Hustle is the Single Most Important Thing
The conventional hiring wisdom prioritizes hard skills. However, at the earliest stages of a company, the sheer quantity and diversity of activities that are required to get things off the ground very rarely fit squarely in one person’s suite of competencies. Daily activity also evolves rapidly, and so hiring in someone who meets a specific set of needs at one particular point is likely to be defunct shortly after they arrive.
There are though several requirements that do persist as startups grow: the need for curiosity, creativity and strength of mind required to will something into existence. Co-founders and early team members need to make things happen, and I have learned that it’s soft not hard skills that do this: work ethic, curiosity, creativity. In my experience, years under the belt is not important, and can actually be a determent. The naivety of young, restless people is invaluable. It’s far easier to question why things are done the way they are if you’re new to something, and harder to be weighed down.
Choose Your Co-founder Wisely
Of course this is not a secret, and as a second-time founder is certainly something I was aware of prior to founding Groundfloor. That being said, the 18 months that we’ve been operating to-date has only reinforced how important this relationship is. Co-founders need to combine complementary skillsets, personal and emotional connection and a long term alignment on what they want to be doing for the next 10 years of their lives. Layered into this the requirement for them to be someone you enjoy spending time with on a daily basis. This is an incredibly hard mix.

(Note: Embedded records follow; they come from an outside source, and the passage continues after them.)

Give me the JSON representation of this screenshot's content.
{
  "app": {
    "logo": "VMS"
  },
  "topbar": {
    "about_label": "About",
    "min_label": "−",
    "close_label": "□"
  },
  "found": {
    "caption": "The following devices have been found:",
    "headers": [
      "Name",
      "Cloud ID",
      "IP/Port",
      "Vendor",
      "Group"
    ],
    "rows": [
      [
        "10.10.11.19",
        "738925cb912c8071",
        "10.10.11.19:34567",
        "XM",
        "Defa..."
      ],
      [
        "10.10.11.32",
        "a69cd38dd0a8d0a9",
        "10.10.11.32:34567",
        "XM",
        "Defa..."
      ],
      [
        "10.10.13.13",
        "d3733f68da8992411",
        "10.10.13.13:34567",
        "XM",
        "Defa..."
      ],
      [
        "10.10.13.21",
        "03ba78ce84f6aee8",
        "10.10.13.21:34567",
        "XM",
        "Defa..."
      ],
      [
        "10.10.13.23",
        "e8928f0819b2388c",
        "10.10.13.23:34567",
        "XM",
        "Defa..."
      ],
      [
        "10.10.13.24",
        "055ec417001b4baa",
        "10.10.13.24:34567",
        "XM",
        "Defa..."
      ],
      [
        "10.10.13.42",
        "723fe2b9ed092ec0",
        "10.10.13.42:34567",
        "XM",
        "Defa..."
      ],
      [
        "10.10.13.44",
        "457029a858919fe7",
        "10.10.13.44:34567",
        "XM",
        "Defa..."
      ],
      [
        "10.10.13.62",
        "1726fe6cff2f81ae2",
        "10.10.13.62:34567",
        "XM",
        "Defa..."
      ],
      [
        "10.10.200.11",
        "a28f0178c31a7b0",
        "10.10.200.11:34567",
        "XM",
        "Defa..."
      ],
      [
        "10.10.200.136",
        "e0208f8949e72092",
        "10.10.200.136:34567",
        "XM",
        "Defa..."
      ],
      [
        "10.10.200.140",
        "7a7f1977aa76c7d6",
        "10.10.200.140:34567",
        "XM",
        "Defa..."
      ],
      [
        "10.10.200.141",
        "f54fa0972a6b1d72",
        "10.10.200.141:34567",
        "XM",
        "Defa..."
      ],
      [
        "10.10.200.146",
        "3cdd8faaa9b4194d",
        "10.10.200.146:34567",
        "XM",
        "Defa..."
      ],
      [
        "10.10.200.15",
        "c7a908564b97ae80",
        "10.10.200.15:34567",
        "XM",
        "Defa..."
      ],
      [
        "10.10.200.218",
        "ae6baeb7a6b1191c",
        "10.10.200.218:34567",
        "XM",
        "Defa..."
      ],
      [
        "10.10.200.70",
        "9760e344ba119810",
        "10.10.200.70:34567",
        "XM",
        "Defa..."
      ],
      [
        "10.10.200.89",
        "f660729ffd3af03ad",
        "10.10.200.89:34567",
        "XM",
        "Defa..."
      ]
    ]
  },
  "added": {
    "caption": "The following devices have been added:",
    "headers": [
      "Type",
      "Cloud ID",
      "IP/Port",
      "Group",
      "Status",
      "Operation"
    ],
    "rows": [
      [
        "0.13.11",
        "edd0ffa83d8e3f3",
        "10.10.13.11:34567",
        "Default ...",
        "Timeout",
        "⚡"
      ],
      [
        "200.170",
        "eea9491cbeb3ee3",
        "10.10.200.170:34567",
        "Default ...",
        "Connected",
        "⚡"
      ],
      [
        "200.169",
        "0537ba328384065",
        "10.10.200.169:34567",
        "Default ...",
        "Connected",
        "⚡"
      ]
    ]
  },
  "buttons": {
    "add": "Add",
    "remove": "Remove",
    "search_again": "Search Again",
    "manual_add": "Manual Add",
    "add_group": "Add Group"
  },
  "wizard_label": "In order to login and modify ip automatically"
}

There are so many examples I have in my co-founder relationship. One was just this week, when at 10pm on a Tuesday, after a very long day together, I called my co-founder and asked, “Are we actually building something people want?” We ended up talking for an hour, and in fact, yes we are building something that people want, and I was having a long day. But I needed the conversation, and the reminder, and the other perspective. Being able to spent 10 hours in the weeds together, and then suddenly zoom up to 30,000 feet and question everything, and then bounce back into the nuances of email copy and CRM optimization, this is what makes the co-founder relationship uniquely valuable.
Understand the Sunk-cost Fallacy
Most are familiar with this: the concept that people are reluctant to cancel or change a path if time, effort and money has already been invested in it, even if changing is objectively is the right thing to do. This is easy to understand but very, very hard to do!
One example for us has been the process of evaluating a property as a potential Groundfloor location. This process can be expensive, and labor intensive, and can include completing designs, paying thousands of dollars to professional services and doing extensive research. While scouting for our second location we went all in on one particular location, committing dollars and our team’s time, got as far as final lease negotiations but there were red flags. We made the decision to pull out, rendering the previous months work useless and we went back to the drawing board.
The lesson here to me is that what feels like an immediate waste of time and money (changing course) can – if the decision is correct – be significantly lower than the ultimate financial and time cost incurred going down the wrong path.
Most People Aren’t Doing as Well as is Appears
People and, by extension, companies, decide what they put out in the world. They are selective, and as a result most public information about businesses and founders is a projection of the version of the business or the founder that they want others to know. The net impact of this is that most publicly available information on any given subject skews positive. This means that comparing yourself to others is not comparing like for like. You are comparing the hard facts about yourself, to the best version of something, or someone else.
An example here would be a competitor of ours who, based on their public image, we had assumed were significantly further ahead of us on the metrics we care about: member count, engagement, revenue. As it turns out, thanks to more information becoming public, not only were they not nearly as far ahead as we thought – but by most metrics, considering our relative youth, we were doing better. Of course the best thing here would be to not compare against others, but assuming that is impossible, the lesson I believe is: Don’t believe the hype!
Celebrate the Wins Along the Way
Most founders are hard-wired to be neurotic, and expect more. The result is that the product is never good enough and progress is never fast enough. We are naturally tempted to wait ‘Until things are done, or better, or bigger’ before allowing celebration, and public notice.
A valuable lesson I have learned is that this is the opposite of what you should be doing. By definition when growing a new company, things are never done; goalposts simply shift and the goals get larger. Giving yourself and your team the ability to recognize the progress along the way is not only important for the fulfillment and mental health of everyone, but if these milestones are shared publicly – it is also important for others perception of the company.
An example for us was our revenue targets. We opened our first location in March, hit $20k Monthly Recurring Revenue (MRR) the very next month. $30k MRR the following month. Over the summer we had a discussion about not sharing revenue updates publicly until we hit $50k MRR, before remembering that just a few months ago even 10% of this felt unattainable. We shared progress, and it led to significantly new investment into our company and a renewed realization of just how much we had accomplished so far, without diminishing the amount that was left to do.